(2) Bertemu

1.3K 152 15
                                    

89:15:28:36

Pengar.

Itu hal yang pertama kali Derana rasakan saat ia tersadar dari tidurnya. Hal keduanya?

Sunyi.

Ketiga?

Kebas.

Gue... gak meninggal, kan? tanyanya dalam hati. Sumpah, Rana ga berani buka mata. Takut kalau buka mata ternyata dia ada di Surga.

Eh, ga deh. Ada di neraka.

Tubuh Rana langsung terduduk tegap. Masih dengan mata tertutup, gadis itu merapatkan kedua tangannya dan berdoa.

"Tuhan, maafin Rana kalo selama ini Rana masih suka bandel, jarang doa, jarang berbuat baik ke sesama, masih suka ga nurut orang tua. Tapi please... Rana gamau masuk ke neraka. Ke Surga aja, ya? Dapet rumah paling jelek juga gapapa deh, yang penting ga ke neraka. Ya? Maafin Rana, Tuhan..."

"...lo ngapain?"

"Lah, Tuhan, Rana di Surga? Kok Rana bisa denger suara Tuhan?"

Javier yang tengah tertidur terpaksa mengangkat kepalanya lalu berdecak kesal saat melihat gadis itu menutup mata. "Makanya, itu mata di buka dulu baru ngomong. Mata masih nutup gitu malah ngarepin ke Surga. Baru juga kemaren minum-minum."

Mata Rana langsung terbelalak tapi kemudian menyipit, menghindari cahaya matahari yang langsung memasuuki matanya. Jadi, dia ga di Surga? Lalu dimana?

Perlahan matanya bisa menyesuaikan dengan cahaya di ruangan itu. Rana berusaha mengingat tempat yang ia tempati sekarang. Nampak asing, tapi familier.

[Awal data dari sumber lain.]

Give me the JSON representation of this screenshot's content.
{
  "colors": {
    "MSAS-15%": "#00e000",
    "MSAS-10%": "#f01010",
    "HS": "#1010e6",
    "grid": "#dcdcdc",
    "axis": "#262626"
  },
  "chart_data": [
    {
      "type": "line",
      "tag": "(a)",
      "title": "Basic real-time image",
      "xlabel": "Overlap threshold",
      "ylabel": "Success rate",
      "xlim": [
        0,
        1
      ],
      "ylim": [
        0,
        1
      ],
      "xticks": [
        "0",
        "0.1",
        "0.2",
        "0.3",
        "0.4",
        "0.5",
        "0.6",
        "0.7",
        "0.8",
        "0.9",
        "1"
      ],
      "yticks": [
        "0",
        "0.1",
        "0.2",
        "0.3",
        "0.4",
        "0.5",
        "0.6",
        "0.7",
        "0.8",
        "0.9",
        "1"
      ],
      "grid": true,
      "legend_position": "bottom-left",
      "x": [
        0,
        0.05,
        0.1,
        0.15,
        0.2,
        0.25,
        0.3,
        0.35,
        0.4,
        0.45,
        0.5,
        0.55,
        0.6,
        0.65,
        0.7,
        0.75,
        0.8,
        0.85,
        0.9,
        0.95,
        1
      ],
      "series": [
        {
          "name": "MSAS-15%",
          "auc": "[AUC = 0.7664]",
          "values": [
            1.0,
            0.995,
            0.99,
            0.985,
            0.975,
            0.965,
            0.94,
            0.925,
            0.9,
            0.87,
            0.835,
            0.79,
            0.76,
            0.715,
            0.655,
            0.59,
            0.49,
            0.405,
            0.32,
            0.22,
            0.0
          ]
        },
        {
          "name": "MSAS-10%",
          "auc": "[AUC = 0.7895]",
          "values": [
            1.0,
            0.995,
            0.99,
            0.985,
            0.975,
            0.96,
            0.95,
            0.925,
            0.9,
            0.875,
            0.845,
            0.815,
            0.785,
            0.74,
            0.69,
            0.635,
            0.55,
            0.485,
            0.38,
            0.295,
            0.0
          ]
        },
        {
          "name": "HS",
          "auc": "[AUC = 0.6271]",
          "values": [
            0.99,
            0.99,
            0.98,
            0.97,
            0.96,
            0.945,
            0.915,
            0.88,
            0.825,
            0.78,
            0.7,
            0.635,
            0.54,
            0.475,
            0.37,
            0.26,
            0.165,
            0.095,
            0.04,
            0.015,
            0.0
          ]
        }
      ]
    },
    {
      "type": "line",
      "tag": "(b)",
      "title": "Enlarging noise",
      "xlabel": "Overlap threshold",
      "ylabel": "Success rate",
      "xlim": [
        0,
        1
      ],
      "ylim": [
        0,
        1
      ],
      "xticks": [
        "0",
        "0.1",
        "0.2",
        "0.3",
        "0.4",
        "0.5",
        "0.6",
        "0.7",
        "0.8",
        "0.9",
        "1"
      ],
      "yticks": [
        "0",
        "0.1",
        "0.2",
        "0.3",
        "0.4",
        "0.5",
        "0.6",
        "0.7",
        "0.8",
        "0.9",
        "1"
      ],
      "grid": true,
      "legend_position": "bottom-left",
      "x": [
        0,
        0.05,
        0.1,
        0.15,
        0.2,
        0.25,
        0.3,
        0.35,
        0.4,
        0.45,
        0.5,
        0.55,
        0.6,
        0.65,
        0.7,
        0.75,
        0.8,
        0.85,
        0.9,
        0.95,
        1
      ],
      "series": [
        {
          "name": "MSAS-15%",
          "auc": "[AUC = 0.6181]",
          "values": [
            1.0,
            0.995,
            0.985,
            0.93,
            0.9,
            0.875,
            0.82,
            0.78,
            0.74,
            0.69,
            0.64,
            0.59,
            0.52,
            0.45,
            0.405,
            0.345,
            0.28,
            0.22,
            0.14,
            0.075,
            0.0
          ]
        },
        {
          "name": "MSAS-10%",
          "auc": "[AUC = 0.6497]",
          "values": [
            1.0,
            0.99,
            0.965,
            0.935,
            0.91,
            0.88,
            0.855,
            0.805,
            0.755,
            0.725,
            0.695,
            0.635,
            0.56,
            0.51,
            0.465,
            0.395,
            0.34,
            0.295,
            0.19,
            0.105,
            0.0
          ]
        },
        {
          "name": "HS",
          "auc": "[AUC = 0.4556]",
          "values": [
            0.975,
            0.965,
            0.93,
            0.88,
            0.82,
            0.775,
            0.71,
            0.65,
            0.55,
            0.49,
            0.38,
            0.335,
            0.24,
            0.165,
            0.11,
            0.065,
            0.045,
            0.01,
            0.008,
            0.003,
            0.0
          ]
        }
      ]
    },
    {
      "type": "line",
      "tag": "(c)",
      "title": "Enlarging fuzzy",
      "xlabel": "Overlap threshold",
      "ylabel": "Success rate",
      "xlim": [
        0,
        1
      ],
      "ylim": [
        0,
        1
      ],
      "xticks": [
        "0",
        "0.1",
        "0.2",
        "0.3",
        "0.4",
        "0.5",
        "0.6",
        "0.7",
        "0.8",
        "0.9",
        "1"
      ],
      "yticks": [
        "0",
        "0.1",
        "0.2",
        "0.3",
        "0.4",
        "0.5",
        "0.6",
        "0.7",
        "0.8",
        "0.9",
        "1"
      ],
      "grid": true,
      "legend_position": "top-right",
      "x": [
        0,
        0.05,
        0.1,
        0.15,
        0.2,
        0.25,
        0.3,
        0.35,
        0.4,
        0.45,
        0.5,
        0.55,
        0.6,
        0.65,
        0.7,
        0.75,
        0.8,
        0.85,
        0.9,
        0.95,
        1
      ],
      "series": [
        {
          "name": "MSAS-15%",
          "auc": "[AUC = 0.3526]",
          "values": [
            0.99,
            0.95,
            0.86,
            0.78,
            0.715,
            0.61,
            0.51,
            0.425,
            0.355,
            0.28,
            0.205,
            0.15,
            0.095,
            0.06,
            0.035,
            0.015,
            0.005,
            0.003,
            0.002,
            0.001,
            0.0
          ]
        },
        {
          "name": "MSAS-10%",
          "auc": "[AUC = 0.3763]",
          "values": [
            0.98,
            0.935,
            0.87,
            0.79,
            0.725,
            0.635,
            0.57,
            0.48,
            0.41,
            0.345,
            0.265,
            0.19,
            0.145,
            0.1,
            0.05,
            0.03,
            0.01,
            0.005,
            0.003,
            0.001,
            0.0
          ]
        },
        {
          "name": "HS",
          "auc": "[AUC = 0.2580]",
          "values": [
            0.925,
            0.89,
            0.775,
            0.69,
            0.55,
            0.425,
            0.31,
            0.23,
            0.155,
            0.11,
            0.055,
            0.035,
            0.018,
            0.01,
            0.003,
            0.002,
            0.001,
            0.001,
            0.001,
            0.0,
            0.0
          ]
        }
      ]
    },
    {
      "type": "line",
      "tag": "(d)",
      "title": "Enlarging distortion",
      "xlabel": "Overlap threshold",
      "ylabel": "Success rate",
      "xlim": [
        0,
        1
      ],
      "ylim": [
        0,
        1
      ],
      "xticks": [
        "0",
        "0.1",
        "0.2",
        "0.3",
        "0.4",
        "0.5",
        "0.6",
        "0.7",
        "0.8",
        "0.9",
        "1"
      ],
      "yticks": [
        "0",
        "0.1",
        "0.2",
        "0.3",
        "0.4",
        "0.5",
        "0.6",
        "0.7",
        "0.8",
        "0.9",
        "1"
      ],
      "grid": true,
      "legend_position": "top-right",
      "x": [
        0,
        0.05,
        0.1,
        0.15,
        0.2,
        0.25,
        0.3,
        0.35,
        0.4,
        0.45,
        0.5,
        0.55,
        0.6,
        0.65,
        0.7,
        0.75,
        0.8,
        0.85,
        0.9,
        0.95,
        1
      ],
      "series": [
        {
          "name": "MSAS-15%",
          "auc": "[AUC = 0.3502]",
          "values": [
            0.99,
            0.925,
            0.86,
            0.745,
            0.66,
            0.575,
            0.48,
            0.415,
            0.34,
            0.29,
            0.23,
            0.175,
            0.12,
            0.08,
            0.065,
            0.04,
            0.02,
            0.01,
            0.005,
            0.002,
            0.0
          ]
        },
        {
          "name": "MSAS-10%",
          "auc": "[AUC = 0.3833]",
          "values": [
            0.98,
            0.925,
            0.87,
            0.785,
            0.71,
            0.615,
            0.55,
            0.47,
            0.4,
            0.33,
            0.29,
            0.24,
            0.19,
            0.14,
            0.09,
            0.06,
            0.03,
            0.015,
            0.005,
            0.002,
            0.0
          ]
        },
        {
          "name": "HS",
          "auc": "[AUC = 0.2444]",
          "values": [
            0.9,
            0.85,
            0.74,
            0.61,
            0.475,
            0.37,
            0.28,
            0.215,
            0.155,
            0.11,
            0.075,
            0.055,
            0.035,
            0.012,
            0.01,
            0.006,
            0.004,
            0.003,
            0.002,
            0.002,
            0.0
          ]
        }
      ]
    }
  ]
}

"Gue dimana?" tanya Rana sembari melihat ke sekeliling.

"Lo masih di bar yang kemarin."

Dalam satu detik gadis itu langsung menengok ke arah sumber suara. Suara yang berat, namun bisa melelehkan siapapun yang mendengarnya.

Seseorang dengan kemeja hitam lengan panjang sedang merebahkan kepalanya persis di seberang Rana. Perawakannya lumayan, bisa dibilang diatas rata-rata.

"Lo...siapa?"

Javier mengangkat kepalanya, memandang gadis itu, lalu mengelus kepala Rana. "Gue masih ngantuk, tidur lagi, gih!" ucap Javier lalu kembali merebahkan kepalanya.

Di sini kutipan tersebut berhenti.